Other legislative committees, like the Senate Judiciary Committee and the House Energy and Commerce, Ways and Means, and Judiciary Committees, have legislation in the works Alexander said aims to lower the cost of prescription drugs.
ObGyn practitioner and ETSU professor Marty Olsen, an independent who ran as the 1st Congressional District Democratic candidate in 2018, said he’s “very supportive” of the Lower Health Care Costs Act.
“When people see something that’s solvable, pulling together and working together to solve it just makes logical sense,” he said. “I think that’s one of the most easily controllable areas of our ever-expanding health care expenses.”
When talking to other physicians, Olsen said he’s noticed similar sentiments, too. “There’s really no reason” for insulin costs to be “10 times higher in the U.S.” than in Canada, according to Olsen.

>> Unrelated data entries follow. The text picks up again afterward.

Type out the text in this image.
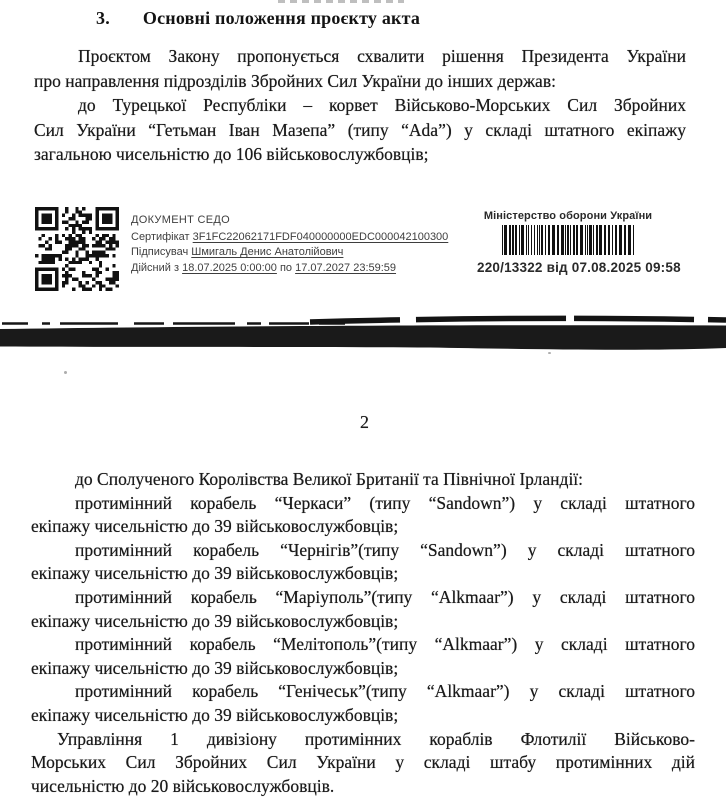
3. Основні положення проєкту акта
Проєктом Закону пропонується схвалити рішення Президента України
про направлення підрозділів Збройних Сил України до інших держав:
до Турецької Республіки – корвет Військово-Морських Сил Збройних
Сил України “Гетьман Іван Мазепа” (типу “Ada”) у складі штатного екіпажу
загальною чисельністю до 106 військовослужбовців;
ДОКУМЕНТ СЕДО
Сертифікат 3F1FC22062171FDF040000000EDC000042100300
Підписувач Шмигаль Денис Анатолійович
Дійсний з 18.07.2025 0:00:00 по 17.07.2027 23:59:59
Міністерство оборони України
220/13322 від 07.08.2025 09:58
2
до Сполученого Королівства Великої Британії та Північної Ірландії:
протимінний корабель “Черкаси” (типу “Sandown”) у складі штатного
екіпажу чисельністю до 39 військовослужбовців;
протимінний корабель “Чернігів”(типу “Sandown”) у складі штатного
екіпажу чисельністю до 39 військовослужбовців;
протимінний корабель “Маріуполь”(типу “Alkmaar”) у складі штатного
екіпажу чисельністю до 39 військовослужбовців;
протимінний корабель “Мелітополь”(типу “Alkmaar”) у складі штатного
екіпажу чисельністю до 39 військовослужбовців;
протимінний корабель “Генічеськ”(типу “Alkmaar”) у складі штатного
екіпажу чисельністю до 39 військовослужбовців;
Управління 1 дивізіону протимінних кораблів Флотилії Військово-
Морських Сил Збройних Сил України у складі штабу протимінних дій
чисельністю до 20 військовослужбовців.
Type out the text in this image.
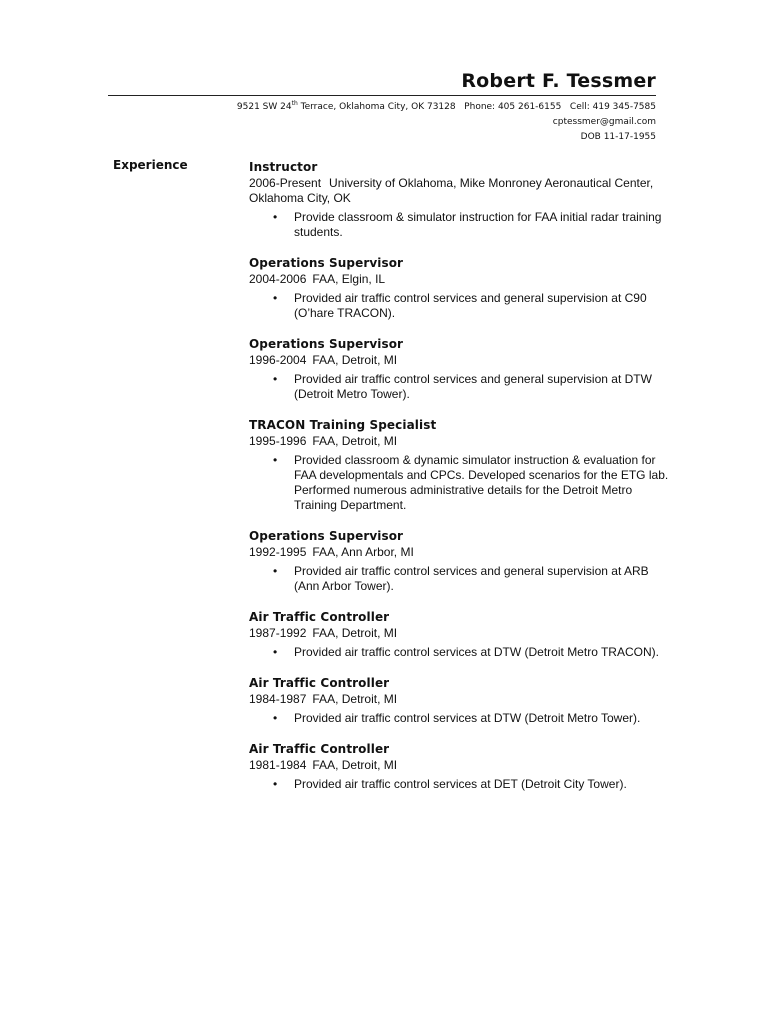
Robert F. Tessmer
9521 SW 24th Terrace, Oklahoma City, OK 73128   Phone: 405 261-6155   Cell: 419 345-7585
cptessmer@gmail.com
DOB 11-17-1955
Experience	Instructor
2006-Present University of Oklahoma, Mike Monroney Aeronautical Center, Oklahoma City, OK
• Provide classroom & simulator instruction for FAA initial radar training students.
Operations Supervisor
2004-2006 FAA, Elgin, IL
• Provided air traffic control services and general supervision at C90 (O’hare TRACON).
Operations Supervisor
1996-2004 FAA, Detroit, MI
• Provided air traffic control services and general supervision at DTW (Detroit Metro Tower).
TRACON Training Specialist
1995-1996 FAA, Detroit, MI
• Provided classroom & dynamic simulator instruction & evaluation for FAA developmentals and CPCs. Developed scenarios for the ETG lab. Performed numerous administrative details for the Detroit Metro Training Department.
Operations Supervisor
1992-1995 FAA, Ann Arbor, MI
• Provided air traffic control services and general supervision at ARB (Ann Arbor Tower).
Air Traffic Controller
1987-1992 FAA, Detroit, MI
• Provided air traffic control services at DTW (Detroit Metro TRACON).
Air Traffic Controller
1984-1987 FAA, Detroit, MI
• Provided air traffic control services at DTW (Detroit Metro Tower).
Air Traffic Controller
1981-1984 FAA, Detroit, MI
• Provided air traffic control services at DET (Detroit City Tower).
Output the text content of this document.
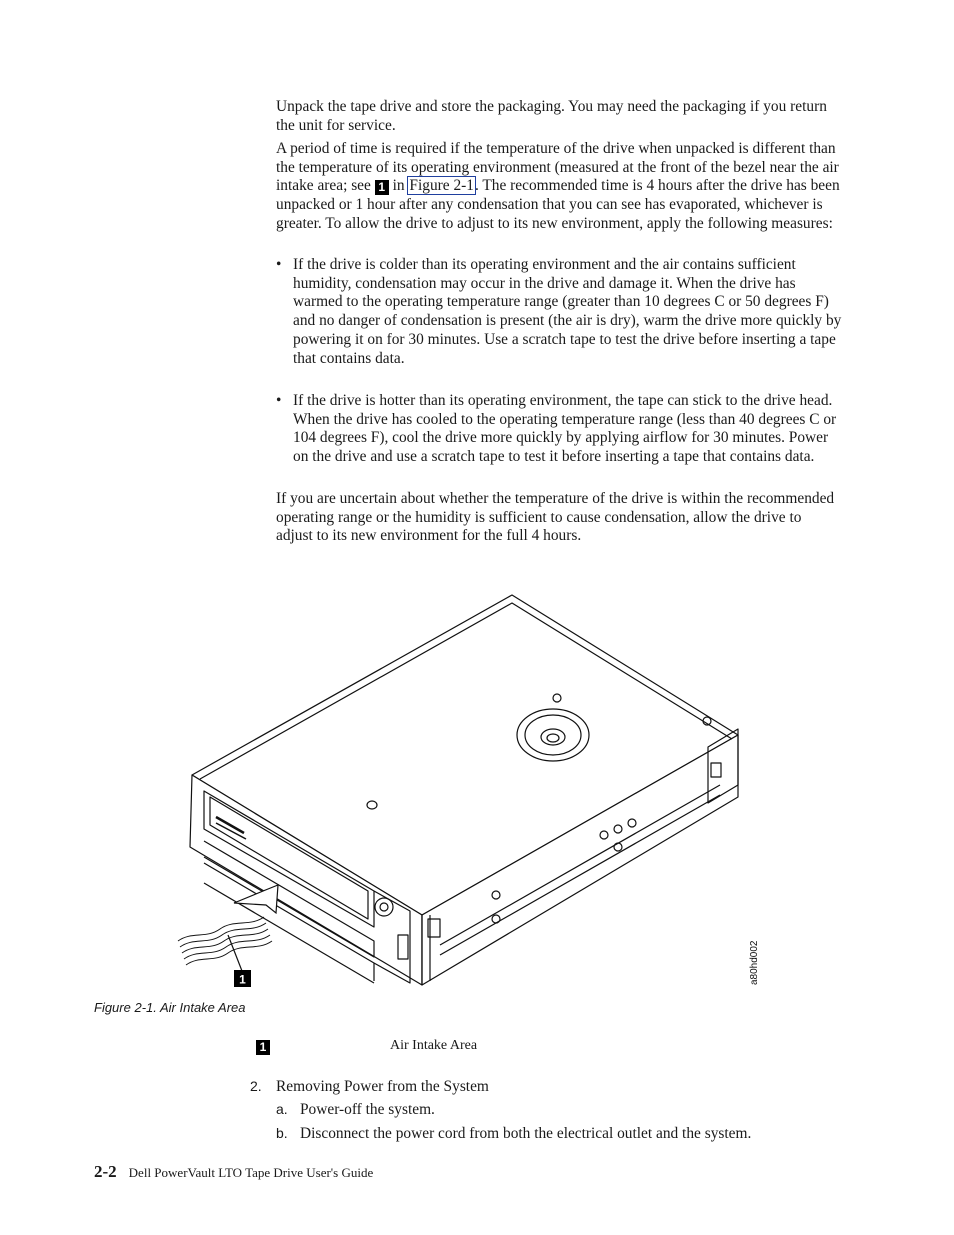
Unpack the tape drive and store the packaging. You may need the packaging if you return the unit for service.

A period of time is required if the temperature of the drive when unpacked is different than the temperature of its operating environment (measured at the front of the bezel near the air intake area; see 1 in Figure 2-1. The recommended time is 4 hours after the drive has been unpacked or 1 hour after any condensation that you can see has evaporated, whichever is greater. To allow the drive to adjust to its new environment, apply the following measures:

• If the drive is colder than its operating environment and the air contains sufficient humidity, condensation may occur in the drive and damage it. When the drive has warmed to the operating temperature range (greater than 10 degrees C or 50 degrees F) and no danger of condensation is present (the air is dry), warm the drive more quickly by powering it on for 30 minutes. Use a scratch tape to test the drive before inserting a tape that contains data.
• If the drive is hotter than its operating environment, the tape can stick to the drive head. When the drive has cooled to the operating temperature range (less than 40 degrees C or 104 degrees F), cool the drive more quickly by applying airflow for 30 minutes. Power on the drive and use a scratch tape to test it before inserting a tape that contains data.

If you are uncertain about whether the temperature of the drive is within the recommended operating range or the humidity is sufficient to cause condensation, allow the drive to adjust to its new environment for the full 4 hours.

1	a80hd002
Figure 2-1. Air Intake Area
1	Air Intake Area
2. Removing Power from the System
a. Power-off the system.
b. Disconnect the power cord from both the electrical outlet and the system.
2-2 Dell PowerVault LTO Tape Drive User's Guide
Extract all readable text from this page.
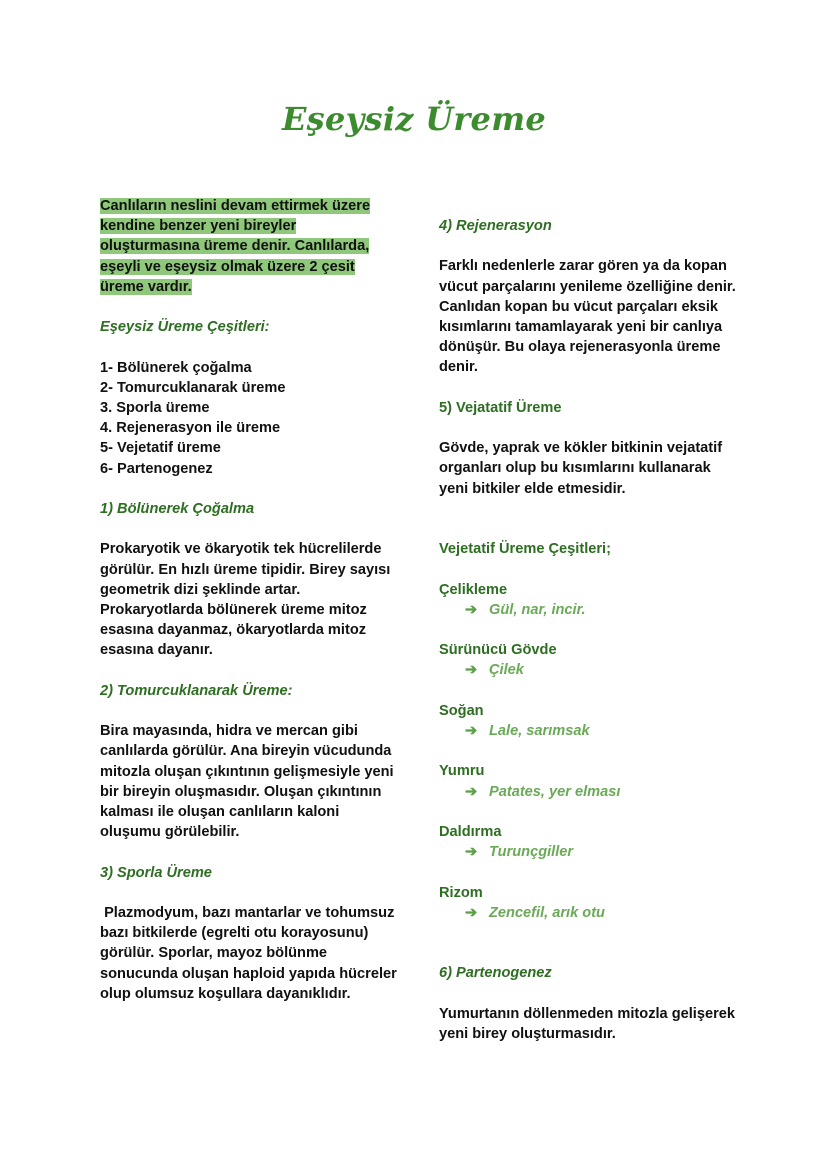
Eşeysiz Üreme

Canlıların neslini devam ettirmek üzere kendine benzer yeni bireyler oluşturmasına üreme denir. Canlılarda, eşeyli ve eşeysiz olmak üzere 2 çesit üreme vardır.

Eşeysiz Üreme Çeşitleri:

1- Bölünerek çoğalma
2- Tomurcuklanarak üreme
3. Sporla üreme
4. Rejenerasyon ile üreme
5- Vejetatif üreme
6- Partenogenez

1) Bölünerek Çoğalma

Prokaryotik ve ökaryotik tek hücrelilerde görülür. En hızlı üreme tipidir. Birey sayısı geometrik dizi şeklinde artar. Prokaryotlarda bölünerek üreme mitoz esasına dayanmaz, ökaryotlarda mitoz esasına dayanır.

2) Tomurcuklanarak Üreme:

Bira mayasında, hidra ve mercan gibi canlılarda görülür. Ana bireyin vücudunda mitozla oluşan çıkıntının gelişmesiyle yeni bir bireyin oluşmasıdır. Oluşan çıkıntının kalması ile oluşan canlıların kaloni oluşumu görülebilir.

3) Sporla Üreme

Plazmodyum, bazı mantarlar ve tohumsuz bazı bitkilerde (egrelti otu korayosunu) görülür. Sporlar, mayoz bölünme sonucunda oluşan haploid yapıda hücreler olup olumsuz koşullara dayanıklıdır.

4) Rejenerasyon

Farklı nedenlerle zarar gören ya da kopan vücut parçalarını yenileme özelliğine denir. Canlıdan kopan bu vücut parçaları eksik kısımlarını tamamlayarak yeni bir canlıya dönüşür. Bu olaya rejenerasyonla üreme denir.

5) Vejatatif Üreme

Gövde, yaprak ve kökler bitkinin vejatatif organları olup bu kısımlarını kullanarak yeni bitkiler elde etmesidir.

Vejetatif Üreme Çeşitleri;

Çelikleme

➔ Gül, nar, incir.

Sürünücü Gövde

➔ Çilek

Soğan

➔ Lale, sarımsak

Yumru

➔ Patates, yer elması

Daldırma

➔ Turunçgiller

Rizom

➔ Zencefil, arık otu

6) Partenogenez

Yumurtanın döllenmeden mitozla gelişerek yeni birey oluşturmasıdır.
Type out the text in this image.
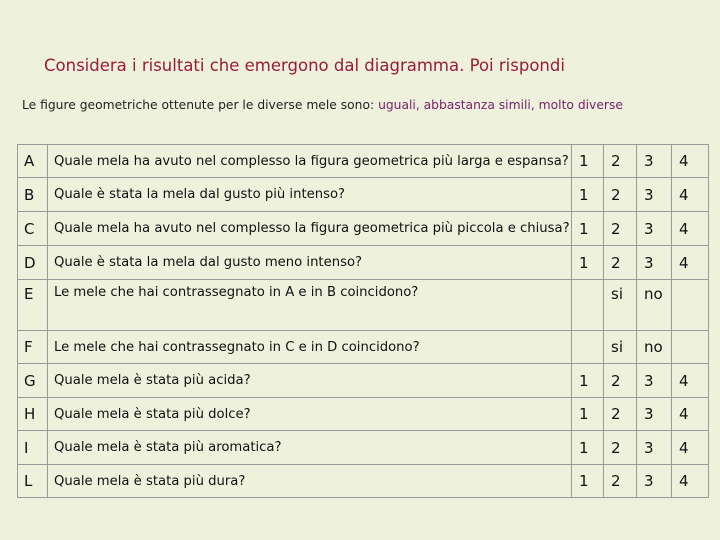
Considera i risultati che emergono dal diagramma. Poi rispondi
Le figure geometriche ottenute per le diverse mele sono: uguali, abbastanza simili, molto diverse
A	Quale mela ha avuto nel complesso la figura geometrica più larga e espansa?	1	2	3	4
B	Quale è stata la mela dal gusto più intenso?	1	2	3	4
C	Quale mela ha avuto nel complesso la figura geometrica più piccola e chiusa?	1	2	3	4
D	Quale è stata la mela dal gusto meno intenso?	1	2	3	4
E	Le mele che hai contrassegnato in A e in B coincidono?		si	no	
F	Le mele che hai contrassegnato in C e in D coincidono?		si	no	
G	Quale mela è stata più acida?	1	2	3	4
H	Quale mela è stata più dolce?	1	2	3	4
I	Quale mela è stata più aromatica?	1	2	3	4
L	Quale mela è stata più dura?	1	2	3	4
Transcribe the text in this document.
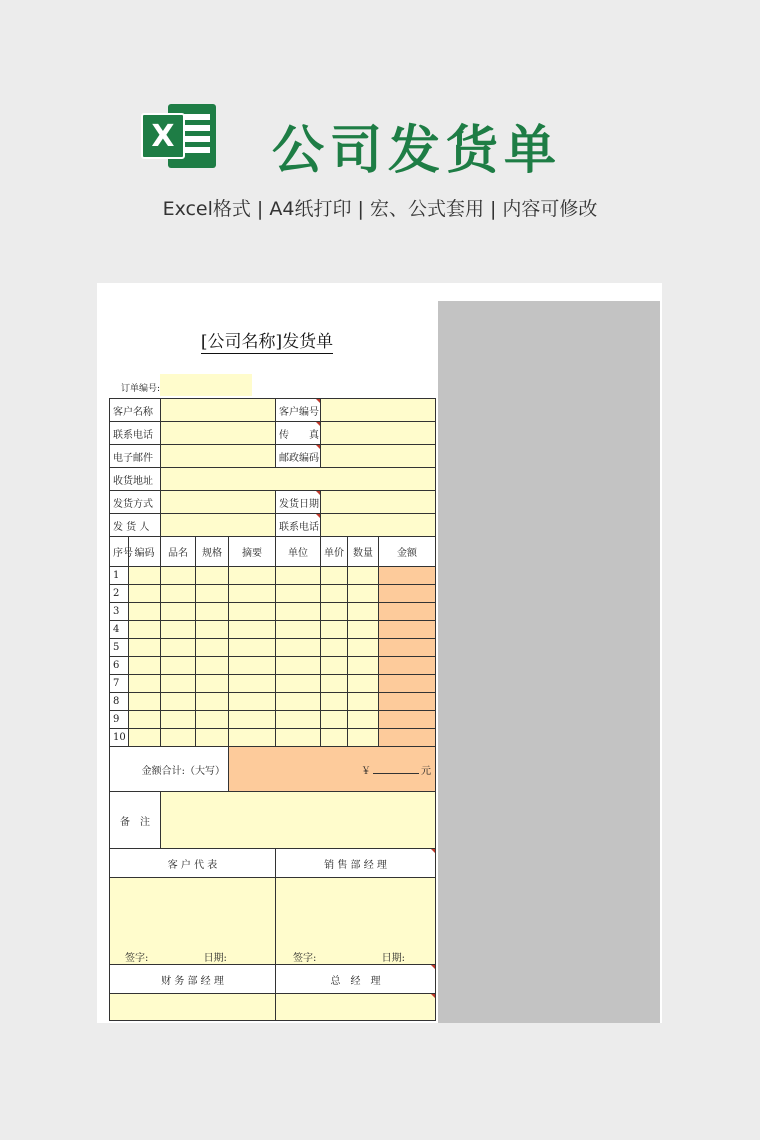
X 公司发货单
Excel格式 | A4纸打印 | 宏、公式套用 | 内容可修改
[公司名称]发货单
订单编号:
客户名称					客户编号			
联系电话					传　　真			
电子邮件					邮政编码			
收货地址								
发货方式					发货日期			
发 货 人					联系电话			
序号	编码	品名	规格	摘要	单位	单价	数量	金额
1								
2								
3								
4								
5								
6								
7								
8								
9								
10								
金额合计:（大写）				￥ 元				
备　注								
客 户 代 表					销 售 部 经 理			
签字: 日期:					签字: 日期:			
财 务 部 经 理					总　经　理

“I think that the physicians I’ve talked to all recognize and agree that pharmaceutical costs are too high in many cases,” he said, adding that he’s noticed patients who had to make tough financial decisions to pay for prescriptions.
Last week, the Protecting People From Surprise Medical Bills Act — cosponsored by Reps. Phil Roe, R-Johnson City, Raul Ruiz, D-California, and six other representatives — was also introduced in the House on the same day the Lower Health Care Costs Act went through the Senate Health Committee. This legislation, however, mainly focuses solely on tackling surprise billing.
Olsen said it’s refreshing to see co-operation between legislators who often contentiously battle over other health care topics, as well as immigration, foreign policy and labor issues.
“We’re more polarized than we’ve been in a long time,” he said. “And I think it’s good leadership when people come together and say, ‘OK, what can we agree on?’
“You can make a list of 100 things they disagree on, but if you can make a list of five things you agree on and make progress in those five areas, I personally see that as a good thing.”